Related articles |
---|
Dragon Book - update necessary? predictor@my-deja.com (Pred.) (2000-10-08) |
Re: Dragon Book - update necessary? rhyde@cs.ucr.edu (Randall Hyde) (2000-10-10) |
Re: Dragon Book - update necessary? LLkParsing@aol.com (2000-10-12) |
Re: Dragon Book - update necessary? rhyde@cs.ucr.edu (Randall Hyde) (2000-10-15) |
Re: Dragon Book - update necessary? bruce@hoult.org (Bruce Hoult) (2000-10-19) |
Re: parsing C++, was Dragon Book - update necessary? lex@cc.gatech.edu (2000-10-22) |
From: | lex@cc.gatech.edu |
Newsgroups: | comp.compilers |
Date: | 22 Oct 2000 01:22:28 -0400 |
Organization: | Georgia Institute of Technology, Atlanta GA, USA |
References: | 00-10-061 00-10-067 00-10-093 00-10-109 00-10-130 |
Keywords: | parse, C++ |
Bruce Hoult <bruce@hoult.org> writes:
> Bjarne Stroustrup once said on BIX (hmm .. are you *that* rhyde?) that
> one of his biggest mistakes in cfront was in allowing the other Bell
> Labs guys to convince him to use yacc and that he'd love to have the
> funds to get an intern to redo it as recursive descent.
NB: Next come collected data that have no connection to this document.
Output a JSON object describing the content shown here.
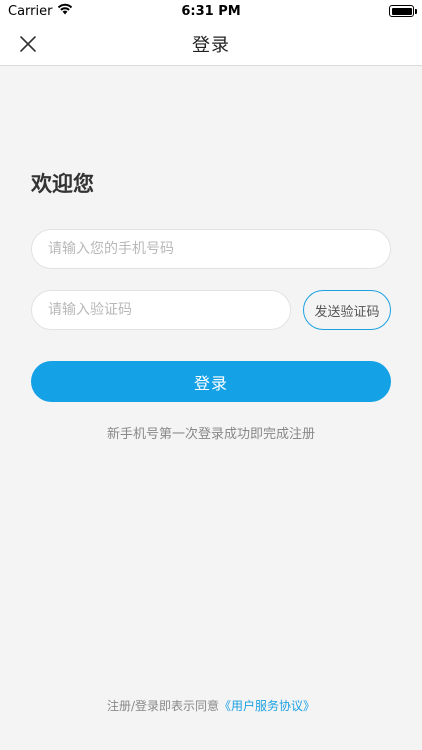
{
  "status_bar": {
    "carrier": "Carrier",
    "time": "6:31 PM",
    "battery_level": 1.0
  },
  "nav": {
    "title": "登录",
    "close_icon": "close-icon"
  },
  "main": {
    "welcome": "欢迎您",
    "phone_placeholder": "请输入您的手机号码",
    "code_placeholder": "请输入验证码",
    "send_code_label": "发送验证码",
    "login_label": "登录",
    "hint": "新手机号第一次登录成功即完成注册"
  },
  "footer": {
    "agreement_prefix": "注册/登录即表示同意",
    "agreement_link": "《用户服务协议》"
  },
  "colors": {
    "accent": "#14a1e6",
    "background": "#f4f4f4"
  }
}
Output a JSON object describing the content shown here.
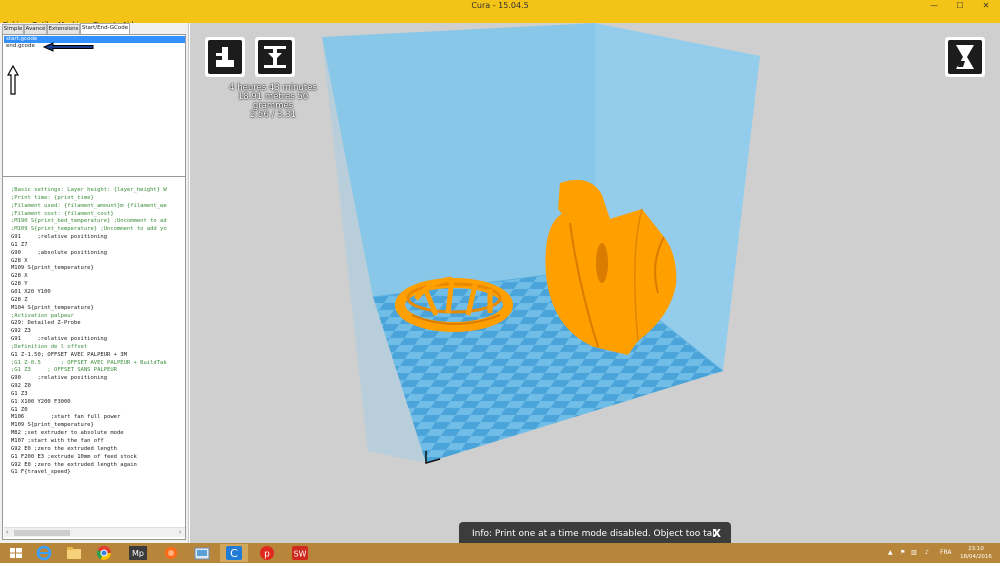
{
  "window": {
    "title": "Cura - 15.04.5",
    "minimize": "—",
    "maximize": "☐",
    "close": "✕"
  },
  "menu": [
    "Fichier",
    "Outils",
    "Machine",
    "Expert",
    "Aide"
  ],
  "tabs": [
    "Simple",
    "Avancé",
    "Extensions",
    "Start/End-GCode"
  ],
  "active_tab": "Start/End-GCode",
  "files": [
    "start.gcode",
    "end.gcode"
  ],
  "selected_file": "start.gcode",
  "gcode_lines": [
    ";Basic settings: Layer height: {layer_height} W",
    ";Print time: {print_time}",
    ";Filament used: {filament_amount}m {filament_we",
    ";Filament cost: {filament_cost}",
    ";M190 S{print_bed_temperature} ;Uncomment to ad",
    ";M109 S{print_temperature} ;Uncomment to add yo",
    "G91     ;relative positioning",
    "G1 Z7",
    "G90     ;absolute positioning",
    "G28 X",
    "M109 S{print_temperature}",
    "G28 X",
    "G28 Y",
    "G01 X20 Y100",
    "G28 Z",
    "M104 S{print_temperature}",
    ";Activation palpeur",
    "G29: Detailed Z-Probe",
    "G92 Z3",
    "G91     ;relative positioning",
    ";Definition de l offset",
    "G1 Z-1.50; OFFSET AVEC PALPEUR + 3M",
    ";G1 Z-0.5      ; OFFSET AVEC PALPEUR + BuildTak",
    ";G1 Z3     ; OFFSET SANS PALPEUR",
    "G90     ;relative positioning",
    "G92 Z0",
    "G1 Z3",
    "G1 X100 Y200 F3000",
    "G1 Z0",
    "M106        ;start fan full power",
    "M109 S{print_temperature}",
    "M82 ;set extruder to absolute mode",
    "M107 ;start with the fan off",
    "G92 E0 ;zero the extruded length",
    "G1 F200 E3 ;extrude 10mm of feed stock",
    "G92 E0 ;zero the extruded length again",
    "G1 F{travel_speed}"
  ],
  "print_info": {
    "time": "4 heures 43 minutes",
    "material": "18.91 mètres 50 grammes",
    "cost": "2.56 / 3.31"
  },
  "notification": {
    "text": "Info: Print one at a time mode disabled. Object too tall.",
    "close": "X"
  },
  "tray": {
    "lang": "FRA",
    "time": "23:10",
    "date": "18/04/2016"
  },
  "colors": {
    "titlebar": "#f3c318",
    "taskbar": "#b8863b",
    "build_volume": "#7ec6ea",
    "build_plate_dark": "#4aa4d9",
    "build_plate_light": "#70bde8",
    "model": "#ff9f00",
    "selection": "#3390ff"
  }
}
The reason
> was that recursive descent is more work upfront but you get good error
> messages almost for free, while yacc is easy to get going but the work
> required to get decent error messages was nearly unbounded.
>
Of course, nowadays there are yacc-like tools that will generate
recursive-decent parsers. ANTLR comes to mind.